For another group of wealthy people, the concern is more about their heirs.
Cherise Berman, principal at Bespoke Financial Consulting Inc., a fee-only planning firm in Toronto, says she has “quite a few high-net-worth clients who aren’t concerned about having enough for retirement. Their bigger question is how do they preserve their wealth and even grow it for the next future generation.”
“They want to keep their properties as long as they can and pass them on to their children,” says Ms. Berman. “Sometimes there’s an emotional attachment with memories. The cottage is a big one. They’re focused on what their legacy will be.”
Some high-net-worth people may thus be prepared to spend less or transfer wealth to their children in their lifetime, while others won’t want to alter their lifestyle. They’ll take the risk and perhaps acquire other assets along the way or pass on a smaller estate.
“Sometimes people just want to really enjoy those earlier retirement years when they’re in good physical health and can travel and do more,” says Ms. Berman.
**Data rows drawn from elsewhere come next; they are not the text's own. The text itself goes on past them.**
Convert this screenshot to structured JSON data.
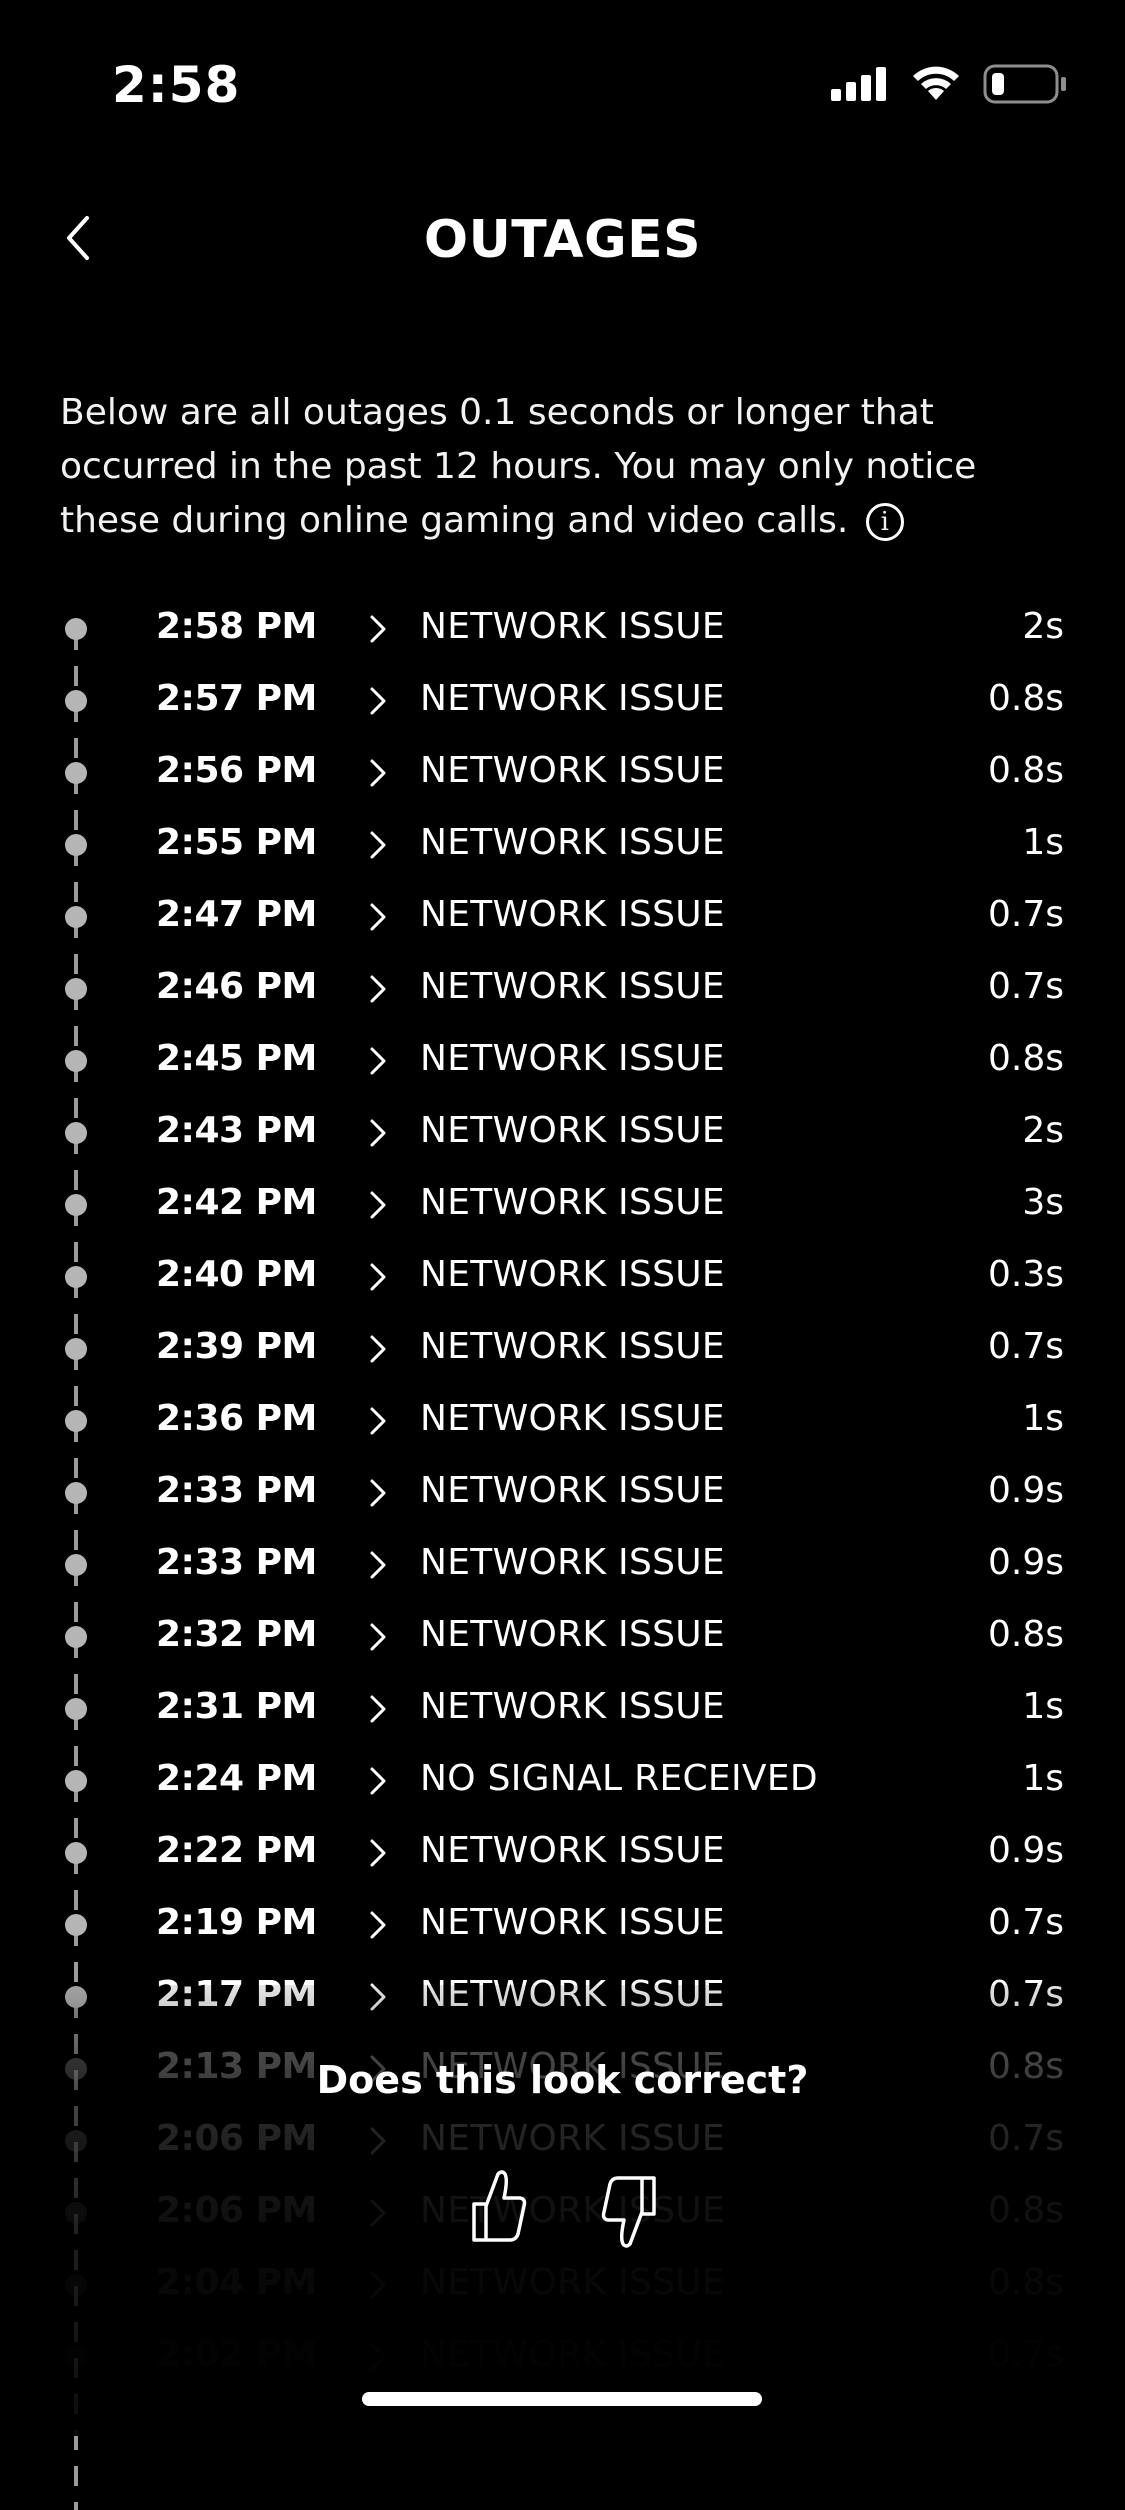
{
  "status_bar": {
    "time": "2:58",
    "icons": [
      "cellular-signal-icon",
      "wifi-icon",
      "battery-icon"
    ]
  },
  "header": {
    "back_icon": "chevron-left-icon",
    "title": "OUTAGES"
  },
  "description": {
    "text": "Below are all outages 0.1 seconds or longer that occurred in the past 12 hours. You may only notice these during online gaming and video calls.",
    "info_icon": "i"
  },
  "outages": [
    {
      "time": "2:58 PM",
      "status": "NETWORK ISSUE",
      "duration": "2s"
    },
    {
      "time": "2:57 PM",
      "status": "NETWORK ISSUE",
      "duration": "0.8s"
    },
    {
      "time": "2:56 PM",
      "status": "NETWORK ISSUE",
      "duration": "0.8s"
    },
    {
      "time": "2:55 PM",
      "status": "NETWORK ISSUE",
      "duration": "1s"
    },
    {
      "time": "2:47 PM",
      "status": "NETWORK ISSUE",
      "duration": "0.7s"
    },
    {
      "time": "2:46 PM",
      "status": "NETWORK ISSUE",
      "duration": "0.7s"
    },
    {
      "time": "2:45 PM",
      "status": "NETWORK ISSUE",
      "duration": "0.8s"
    },
    {
      "time": "2:43 PM",
      "status": "NETWORK ISSUE",
      "duration": "2s"
    },
    {
      "time": "2:42 PM",
      "status": "NETWORK ISSUE",
      "duration": "3s"
    },
    {
      "time": "2:40 PM",
      "status": "NETWORK ISSUE",
      "duration": "0.3s"
    },
    {
      "time": "2:39 PM",
      "status": "NETWORK ISSUE",
      "duration": "0.7s"
    },
    {
      "time": "2:36 PM",
      "status": "NETWORK ISSUE",
      "duration": "1s"
    },
    {
      "time": "2:33 PM",
      "status": "NETWORK ISSUE",
      "duration": "0.9s"
    },
    {
      "time": "2:33 PM",
      "status": "NETWORK ISSUE",
      "duration": "0.9s"
    },
    {
      "time": "2:32 PM",
      "status": "NETWORK ISSUE",
      "duration": "0.8s"
    },
    {
      "time": "2:31 PM",
      "status": "NETWORK ISSUE",
      "duration": "1s"
    },
    {
      "time": "2:24 PM",
      "status": "NO SIGNAL RECEIVED",
      "duration": "1s"
    },
    {
      "time": "2:22 PM",
      "status": "NETWORK ISSUE",
      "duration": "0.9s"
    },
    {
      "time": "2:19 PM",
      "status": "NETWORK ISSUE",
      "duration": "0.7s"
    },
    {
      "time": "2:17 PM",
      "status": "NETWORK ISSUE",
      "duration": "0.7s"
    },
    {
      "time": "2:13 PM",
      "status": "NETWORK ISSUE",
      "duration": "0.8s"
    },
    {
      "time": "2:06 PM",
      "status": "NETWORK ISSUE",
      "duration": "0.7s"
    },
    {
      "time": "2:06 PM",
      "status": "NETWORK ISSUE",
      "duration": "0.8s"
    },
    {
      "time": "2:04 PM",
      "status": "NETWORK ISSUE",
      "duration": "0.8s"
    },
    {
      "time": "2:02 PM",
      "status": "NETWORK ISSUE",
      "duration": "0.7s"
    }
  ],
  "feedback": {
    "question": "Does this look correct?",
    "positive_icon": "thumbs-up-icon",
    "negative_icon": "thumbs-down-icon"
  },
  "colors": {
    "background": "#000000",
    "text": "#ffffff",
    "timeline": "#9a9a9a",
    "dot": "#b5b5b5"
  }
}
In general, her wealthy clients don’t worry about the markets or low interest rates as much as the average investor, as they’re likely to have a balanced portfolio. Clients with less money often take on more risk to earn a higher rate of return.
“High-net-worth people have a lot more choice and control of their retirement than the average person,” says Ms. Berman.
Sometimes they need to get a handle on spending habits, however. “I find a lot of higher-net-worth clients don’t really have a good sense of what they’re spending because there’s no requirement for them to do so,” says Ms. Berman.
“They’ve got cash flow coming in so they never really had to pay much attention to what they’re spending. So I’d advise taking some time to understand where you’re spending and whether that’s something you can continue to do throughout your retirement.”